Democracy, Dravidian-Style
- Correspondent
- Nov 3, 2025
- 3 min read
M.K. Stalin’s cynical campaign against the Election Commission reeks of political theatre, not principle.

In Chennai’s political theatre, few performers relish the spotlight as much as M.K. Stalin. The Tamil Nadu Chief Minister, scion of the Dravidian dynasty that has ruled the state for much of the past half-century, now casts himself as democracy’s last defender. His latest move was to summon a grand all-party meeting railing against the Election Commission’s Special Intensive Revision (SIR) of electoral rolls. This act has been billed as a crusade to protect the voting rights of Tamil Nadu’s people.

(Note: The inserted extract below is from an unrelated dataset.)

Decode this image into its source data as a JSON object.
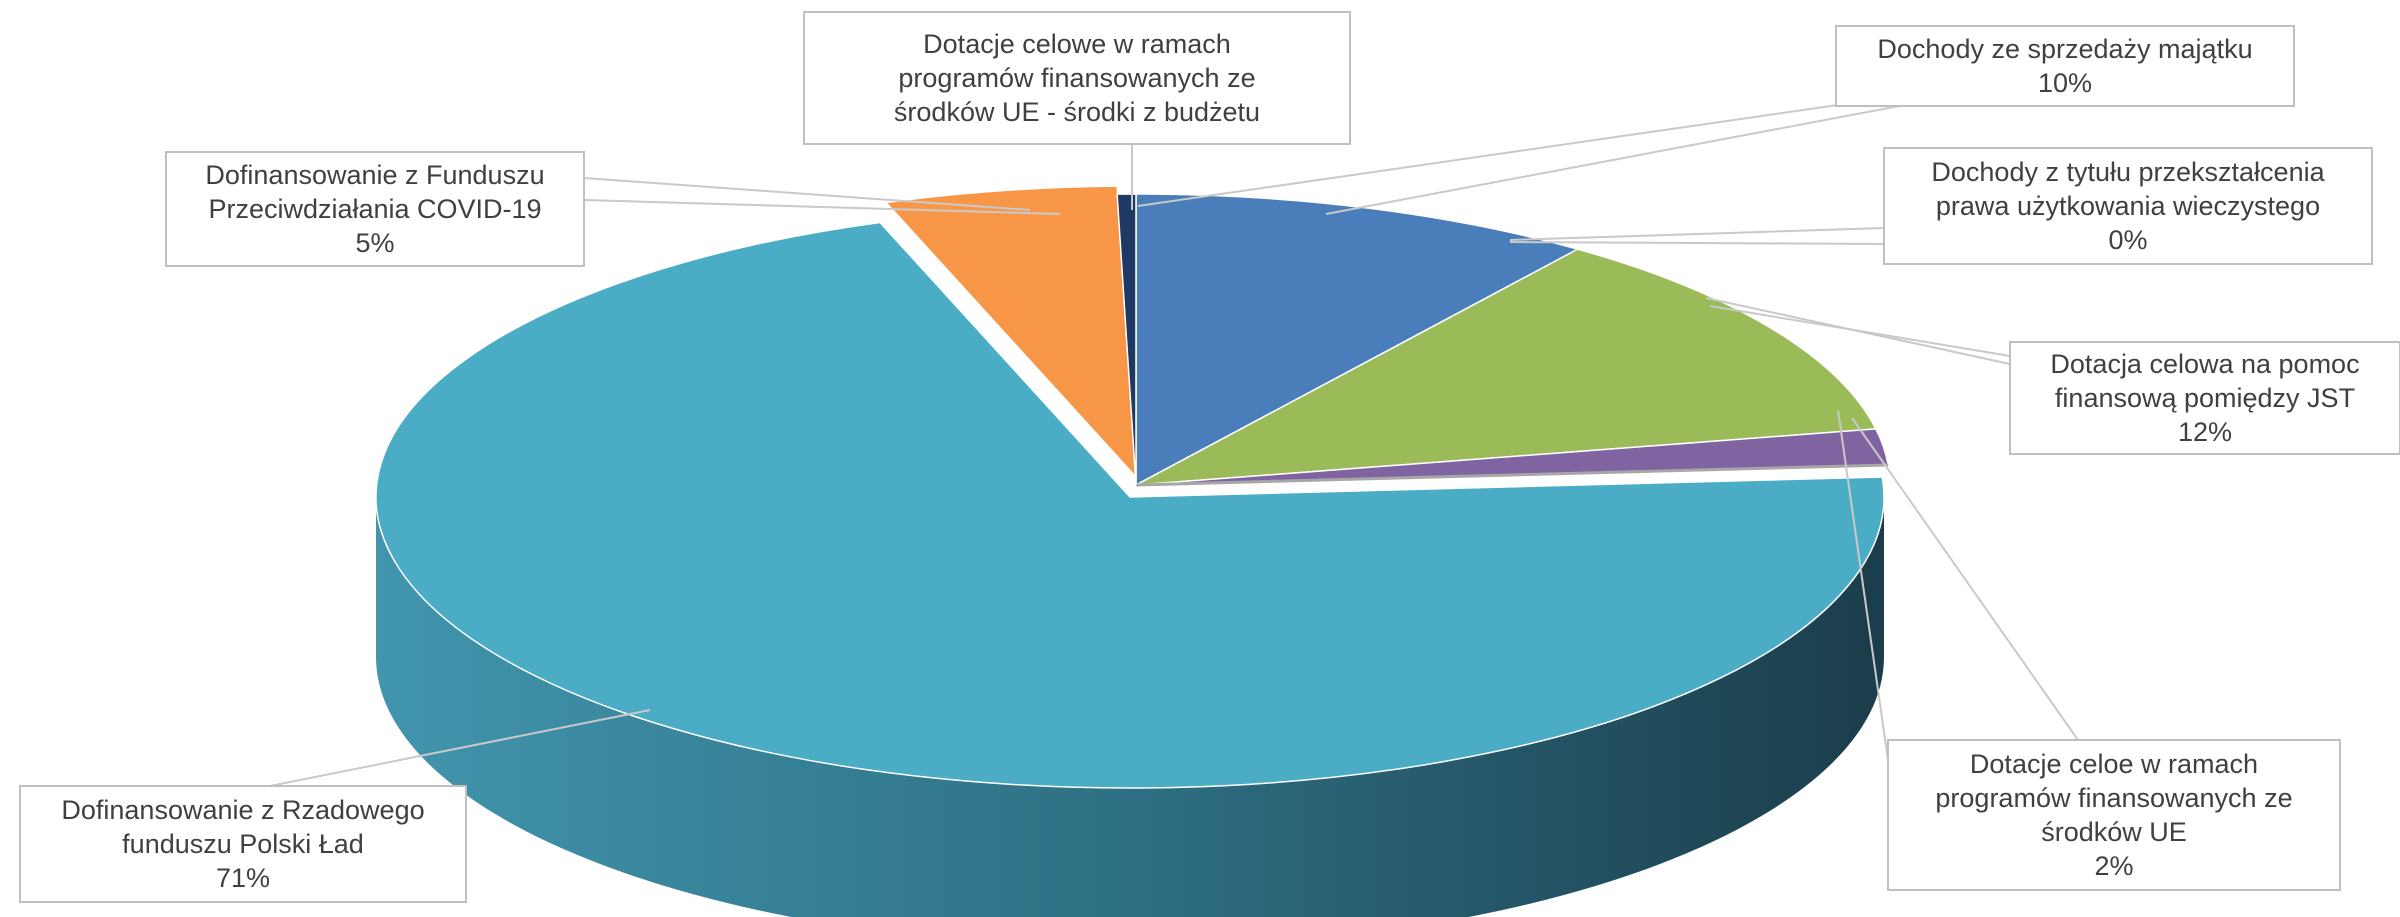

The resolution that emerged from this conclave of the like-minded thundered against the SIR as “anti-democratic” and a “direct attack” on Tamil Nadu’s electorate. Stalin and his chorus have warned that should the EC fail to halt the process, they would march to the Supreme Court to rescue democracy from Delhi’s grasp.

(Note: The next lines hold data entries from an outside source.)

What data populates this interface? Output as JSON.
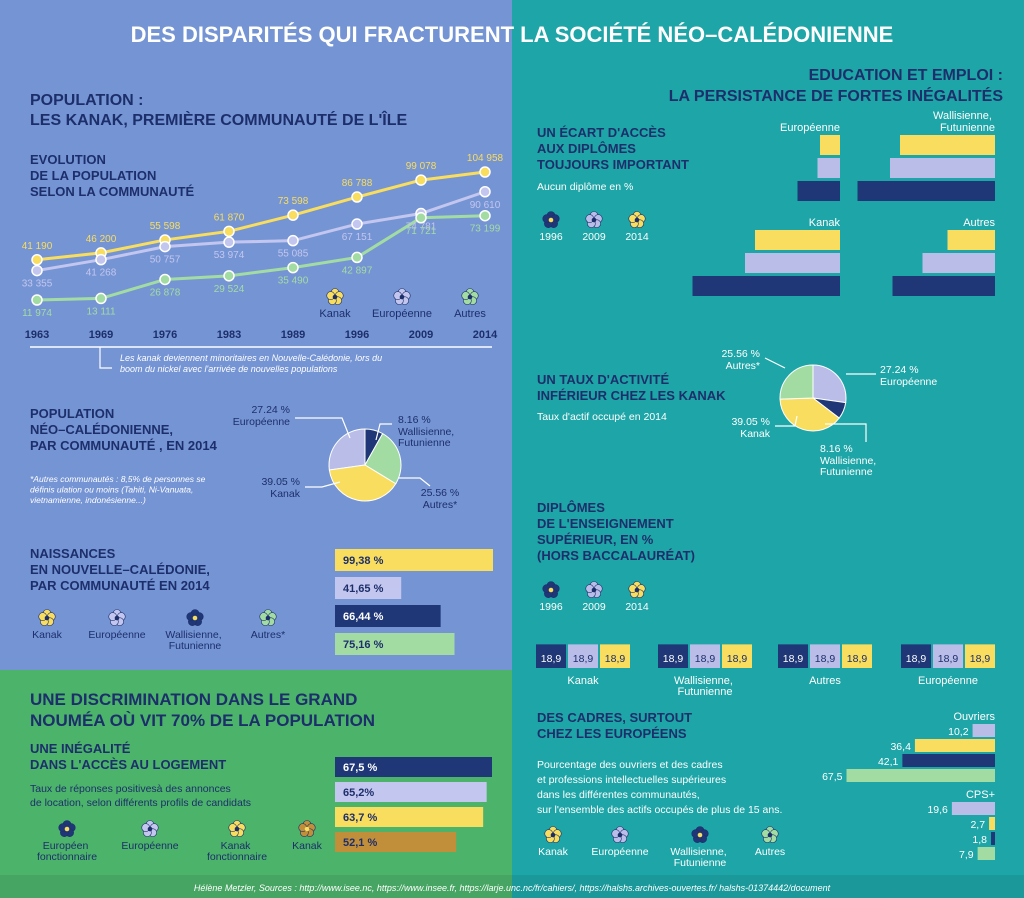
{
  "title": "DES DISPARITÉS QUI FRACTURENT LA SOCIÉTÉ NÉO–CALÉDONIENNE",
  "footer": "Hélène Metzler, Sources : http://www.isee.nc, https://www.insee.fr, https://larje.unc.nc/fr/cahiers/, https://halshs.archives-ouvertes.fr/ halshs-01374442/document",
  "sections": [
    [
      "POPULATION :",
      "LES KANAK, PREMIÈRE COMMUNAUTÉ DE L'ÎLE"
    ],
    [
      "UNE DISCRIMINATION DANS LE GRAND",
      "NOUMÉA OÙ VIT 70% DE LA POPULATION"
    ],
    [
      "EDUCATION ET EMPLOI :",
      "LA PERSISTANCE DE FORTES INÉGALITÉS"
    ]
  ],
  "chart_data": [
    {
      "type": "line",
      "title": [
        "EVOLUTION",
        "DE LA POPULATION",
        "SELON LA COMMUNAUTÉ"
      ],
      "categories": [
        "1963",
        "1969",
        "1976",
        "1983",
        "1989",
        "1996",
        "2009",
        "2014"
      ],
      "series": [
        {
          "name": "Kanak",
          "color": "#f9dd5e",
          "values": [
            41190,
            46200,
            55598,
            61870,
            73598,
            86788,
            99078,
            104958
          ],
          "value_labels": [
            "41 190",
            "46 200",
            "55 598",
            "61 870",
            "73 598",
            "86 788",
            "99 078",
            "104 958"
          ]
        },
        {
          "name": "Européenne",
          "color": "#c3c6ee",
          "values": [
            33355,
            41268,
            50757,
            53974,
            55085,
            67151,
            74781,
            90610
          ],
          "value_labels": [
            "33 355",
            "41 268",
            "50 757",
            "53 974",
            "55 085",
            "67 151",
            "74 781",
            "90 610"
          ]
        },
        {
          "name": "Autres",
          "color": "#a3dca3",
          "values": [
            11974,
            13111,
            26878,
            29524,
            35490,
            42897,
            71721,
            73199
          ],
          "value_labels": [
            "11 974",
            "13 111",
            "26 878",
            "29 524",
            "35 490",
            "42 897",
            "71 721",
            "73 199"
          ]
        }
      ],
      "annotation": [
        "Les kanak deviennent minoritaires en Nouvelle-Calédonie, lors du",
        "boom du nickel avec l'arrivée de nouvelles populations"
      ]
    },
    {
      "type": "pie",
      "title": [
        "POPULATION",
        "NÉO–CALÉDONIENNE,",
        "PAR COMMUNAUTÉ , EN 2014"
      ],
      "categories": [
        "Européenne",
        "Wallisienne, Futunienne",
        "Autres*",
        "Kanak"
      ],
      "values": [
        27.24,
        8.16,
        25.56,
        39.05
      ],
      "value_labels": [
        "27.24 %",
        "8.16 %",
        "25.56 %",
        "39.05 %"
      ],
      "colors": [
        "#b9bde8",
        "#1f3677",
        "#a3dca3",
        "#f9dd5e"
      ],
      "note": [
        "*Autres communautés : 8,5% de personnes se",
        "définis ulation ou moins (Tahiti, Ni-Vanuata,",
        "vietnamienne, indonésienne...)"
      ]
    },
    {
      "type": "barh",
      "title": [
        "NAISSANCES",
        "EN NOUVELLE–CALÉDONIE,",
        "PAR COMMUNAUTÉ EN 2014"
      ],
      "categories": [
        "Kanak",
        "Européenne",
        "Wallisienne, Futunienne",
        "Autres*"
      ],
      "values": [
        99.38,
        41.65,
        66.44,
        75.16
      ],
      "value_labels": [
        "99,38 %",
        "41,65 %",
        "66,44 %",
        "75,16 %"
      ],
      "colors": [
        "#f9dd5e",
        "#c3c6ee",
        "#1f3677",
        "#a3dca3"
      ]
    },
    {
      "type": "barh",
      "title": [
        "UNE INÉGALITÉ",
        "DANS L'ACCÈS AU LOGEMENT"
      ],
      "subtitle": [
        "Taux de réponses positivesà des annonces",
        "de location, selon différents profils de candidats"
      ],
      "categories": [
        "Européen fonctionnaire",
        "Européenne",
        "Kanak fonctionnaire",
        "Kanak"
      ],
      "values": [
        67.5,
        65.2,
        63.7,
        52.1
      ],
      "value_labels": [
        "67,5  %",
        "65,2%",
        "63,7 %",
        "52,1 %"
      ],
      "colors": [
        "#1f3677",
        "#c3c6ee",
        "#f9dd5e",
        "#c18f3a"
      ]
    },
    {
      "type": "grouped_barh",
      "title": [
        "UN ÉCART D'ACCÈS",
        "AUX DIPLÔMES",
        "TOUJOURS IMPORTANT"
      ],
      "subtitle": [
        "Aucun diplôme en %"
      ],
      "categories": [
        "Européenne",
        "Wallisienne, Futunienne",
        "Kanak",
        "Autres"
      ],
      "series": [
        {
          "name": "1996",
          "color": "#1f3677",
          "values": [
            17,
            55,
            59,
            41
          ]
        },
        {
          "name": "2009",
          "color": "#b9bde8",
          "values": [
            9,
            42,
            38,
            29
          ]
        },
        {
          "name": "2014",
          "color": "#f9dd5e",
          "values": [
            8,
            38,
            34,
            19
          ]
        }
      ]
    },
    {
      "type": "pie",
      "title": [
        "UN TAUX D'ACTIVITÉ",
        "INFÉRIEUR CHEZ LES KANAK"
      ],
      "subtitle": [
        "Taux d'actif occupé en 2014"
      ],
      "categories": [
        "Européenne",
        "Wallisienne, Futunienne",
        "Kanak",
        "Autres*"
      ],
      "values": [
        27.24,
        8.16,
        39.05,
        25.56
      ],
      "value_labels": [
        "27.24 %",
        "8.16 %",
        "39.05 %",
        "25.56 %"
      ],
      "colors": [
        "#b9bde8",
        "#1f3677",
        "#f9dd5e",
        "#a3dca3"
      ]
    },
    {
      "type": "grouped_bar",
      "title": [
        "DIPLÔMES",
        "DE L'ENSEIGNEMENT",
        "SUPÉRIEUR, EN %",
        "(HORS BACCALAURÉAT)"
      ],
      "categories": [
        "Kanak",
        "Wallisienne, Futunienne",
        "Autres",
        "Européenne"
      ],
      "series": [
        {
          "name": "1996",
          "color": "#1f3677",
          "values": [
            18.9,
            18.9,
            18.9,
            18.9
          ],
          "value_labels": [
            "18,9",
            "18,9",
            "18,9",
            "18,9"
          ]
        },
        {
          "name": "2009",
          "color": "#b9bde8",
          "values": [
            18.9,
            18.9,
            18.9,
            18.9
          ],
          "value_labels": [
            "18,9",
            "18,9",
            "18,9",
            "18,9"
          ]
        },
        {
          "name": "2014",
          "color": "#f9dd5e",
          "values": [
            18.9,
            18.9,
            18.9,
            18.9
          ],
          "value_labels": [
            "18,9",
            "18,9",
            "18,9",
            "18,9"
          ]
        }
      ]
    },
    {
      "type": "grouped_barh",
      "title": [
        "DES CADRES, SURTOUT",
        "CHEZ LES EUROPÉENS"
      ],
      "subtitle": [
        "Pourcentage des ouvriers et des cadres",
        "et professions intellectuelles supérieures",
        "dans les différentes communautés,",
        "sur l'ensemble des actifs occupés de plus de 15 ans."
      ],
      "categories": [
        "Ouvriers",
        "CPS+"
      ],
      "series": [
        {
          "name": "Kanak",
          "color": "#f9dd5e",
          "values": [
            36.4,
            2.7
          ],
          "value_labels": [
            "36,4",
            "2,7"
          ]
        },
        {
          "name": "Européenne",
          "color": "#b9bde8",
          "values": [
            10.2,
            19.6
          ],
          "value_labels": [
            "10,2",
            "19,6"
          ]
        },
        {
          "name": "Wallisienne, Futunienne",
          "color": "#1f3677",
          "values": [
            42.1,
            1.8
          ],
          "value_labels": [
            "42,1",
            "1,8"
          ]
        },
        {
          "name": "Autres",
          "color": "#a3dca3",
          "values": [
            67.5,
            7.9
          ],
          "value_labels": [
            "67,5",
            "7,9"
          ]
        }
      ]
    }
  ]
}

The irony is almost theatrical. The SIR, a bureaucratic revision of electoral rolls underway across a dozen states and union territories, is an attempt to ensure accuracy. Yet in Tamil Nadu, Stalin would have people believe that it is the reincarnation of the Emergency. His allies denounce it as a stealthy National Register of Citizens.
If Stalin were truly concerned about constitutional propriety, he might have begun by inviting all major parties to his so-called ‘all-party’ meeting. Instead, both the Bharatiya Janata Party (BJP) and the AIADMK - his chief rivals - were conspicuously excluded. A leader who sermonises about inclusivity cannot bear dissent at the conference table, it seems.
For a man whose government faces an ever-thickening fog of corruption allegations, the timing of this manufactured moral outrage is convenient. The SIR provides Stalin with a distraction, a fresh villain in Delhi against whom he can rally the faithful. Actor-turned-politician Vijay’s Tamilaga Vettri Kazhagam dubbed the meeting a “political stunt” while pointedly noting that while Kerala’s government had passed a formal Assembly resolution against the SIR, Stalin’s DMK has done nothing of the sort.
The DMK’s language betrays its motives. In public, it warns that the SIR will allegedly snatch away voting rights. In private, it fears that an updated voter roll may loosen its grip on certain constituencies by pruning inflated or duplicated entries that quietly serve the ruling machine. Stalin’s feigned indignation is, in essence, an admission of political insecurity. A party confident of its public support would welcome a clean electoral roll.
Tamil Nadu’s long Dravidian tradition of populism has thrived on paranoia of Delhi, of Hindi imposition, and of northern interference in general. Against this backdrop, Stalin’s inflation of grievance frames any administrative action from Delhi as an attack on Tamil pride.
What makes this pantomime particularly galling is the DMK’s own record. This is a party that has never hesitated to manipulate institutions when in power, whether by bending local bodies to partisan ends or using state media to amplify its mythology. Its outrage over electoral rolls rings hollow from a party that has spent decades perfecting the art of patronage politics and bureaucratic capture. In Tamil Nadu, the ruling party’s idea of democracy has always meant democracy on its own terms.
Stalin’s resolution will, of course, find no shortage of allies. Every small outfit that thrives under the DMK’s shadow will join the chorus. They will all speak of defending democracy while ensuring that the only democracy that survives is their own.
The episode exposes the hollow heart of Dravidian politics which is a perpetual victimhood narrative that turns every administrative process into a battlefield for political theatre. Stalin is less the guardian of democracy than its most flamboyant performer. His outrage over the SIR is not a stand for liberty but a smokescreen for fear.
If there is indeed a ‘murder of democracy’ in Tamil Nadu, it lies not in the Election Commission’s paperwork but in the cynical manipulation of democratic language by those who have long mistaken power for principle.